Badan Nasional Pencarian dan Pertolongan (Basarnas) langsung mengerahkan tim dari Kantor SAR Pontianak dan Pos SAR Sintang untuk memulai operasi pencarian. Deputi Operasi dan Kesiapsiagaan Basarnas, Edy Prakoso, memastikan bahwa personel yang diterjunkan merupakan yang terbaik dan dilengkapi peralatan memadai untuk menghadapi risk di wilayah hutan dan sungai yang sulit dijangkau.
Tim gabungan kemudian dibentuk bersama unsur TNI, Polri, dan relawan lokal untuk memperluas jangkauan pencarian. Upaya ini menunjukkan pressure besar agar korban bisa segera ditemukan, terutama mengingat belum ada sinyal darurat yang terdeteksi dari lokasi terakhir helikopter terpantau—sekitar Kecamatan Nanga Taman, Kabupaten Sekadau.
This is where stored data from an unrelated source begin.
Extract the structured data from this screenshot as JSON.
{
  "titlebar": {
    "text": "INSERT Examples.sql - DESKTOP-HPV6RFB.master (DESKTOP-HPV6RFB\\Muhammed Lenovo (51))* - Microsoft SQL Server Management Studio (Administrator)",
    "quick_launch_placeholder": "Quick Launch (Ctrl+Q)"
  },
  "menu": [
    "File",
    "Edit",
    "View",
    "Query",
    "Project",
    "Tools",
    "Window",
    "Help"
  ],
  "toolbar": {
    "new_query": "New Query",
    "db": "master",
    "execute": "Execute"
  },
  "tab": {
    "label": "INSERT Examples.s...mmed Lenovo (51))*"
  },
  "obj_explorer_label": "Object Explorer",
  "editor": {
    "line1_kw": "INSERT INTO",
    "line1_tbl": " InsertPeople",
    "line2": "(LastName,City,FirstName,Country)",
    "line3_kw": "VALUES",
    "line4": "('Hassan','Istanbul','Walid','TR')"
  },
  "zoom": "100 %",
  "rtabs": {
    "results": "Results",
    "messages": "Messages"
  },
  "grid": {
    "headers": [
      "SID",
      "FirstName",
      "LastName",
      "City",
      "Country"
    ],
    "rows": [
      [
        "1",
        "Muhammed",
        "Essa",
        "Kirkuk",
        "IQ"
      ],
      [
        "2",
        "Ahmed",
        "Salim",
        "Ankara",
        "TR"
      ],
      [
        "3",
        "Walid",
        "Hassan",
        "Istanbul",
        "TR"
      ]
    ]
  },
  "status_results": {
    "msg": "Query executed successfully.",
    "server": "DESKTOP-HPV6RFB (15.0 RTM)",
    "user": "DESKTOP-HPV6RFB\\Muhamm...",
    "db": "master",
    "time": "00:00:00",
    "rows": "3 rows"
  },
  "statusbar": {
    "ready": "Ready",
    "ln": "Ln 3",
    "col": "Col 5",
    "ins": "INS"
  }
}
Helikopter jenis Airbus H-130 tipe H-130T2 itu membawa dua awak, Kapten Marindra W dan Harun Arasyd sebagai pilot dan kopilot, serta enam penumpang: Patrick K, Victor T, Charles L, Joko C, Fauzie O, dan Sugito. Hingga siang hari, belum ada update resmi mengenai kondisi mereka, membuat keluarga dan publik menanti decision cepat dari tim penyelamat.
Desa saya dekat Nanga Taman, hutan di sana sangat lebat. Kalau benar jatuh di situ, risk risiko korban terluka parah besar sekali.
Kenapa harus terbang pagi-pagi buta? Apa tidak ada report laporan cuaca yang menunjukkan potensi kabut tebal?
Basarnas cepat bertindak, tapi koordinasi lintas instansi sering lambat. Semoga pressure tekanan dari publik bikin mereka bekerja lebih fokus.
PK-CFX itu milik swasta. Harusnya ada decision keputusan lebih ketat soal izin terbang di rute rawan.
Bayangin keluarga yang menunggu kabar. Harap-harap cemas itu change perubahan paling menyakitkan.
Salah satu penumpang namanya sama dengan saya. Semoga bukan saya yang dimaksud... price harga kecemasan begini mah nggak kebayang.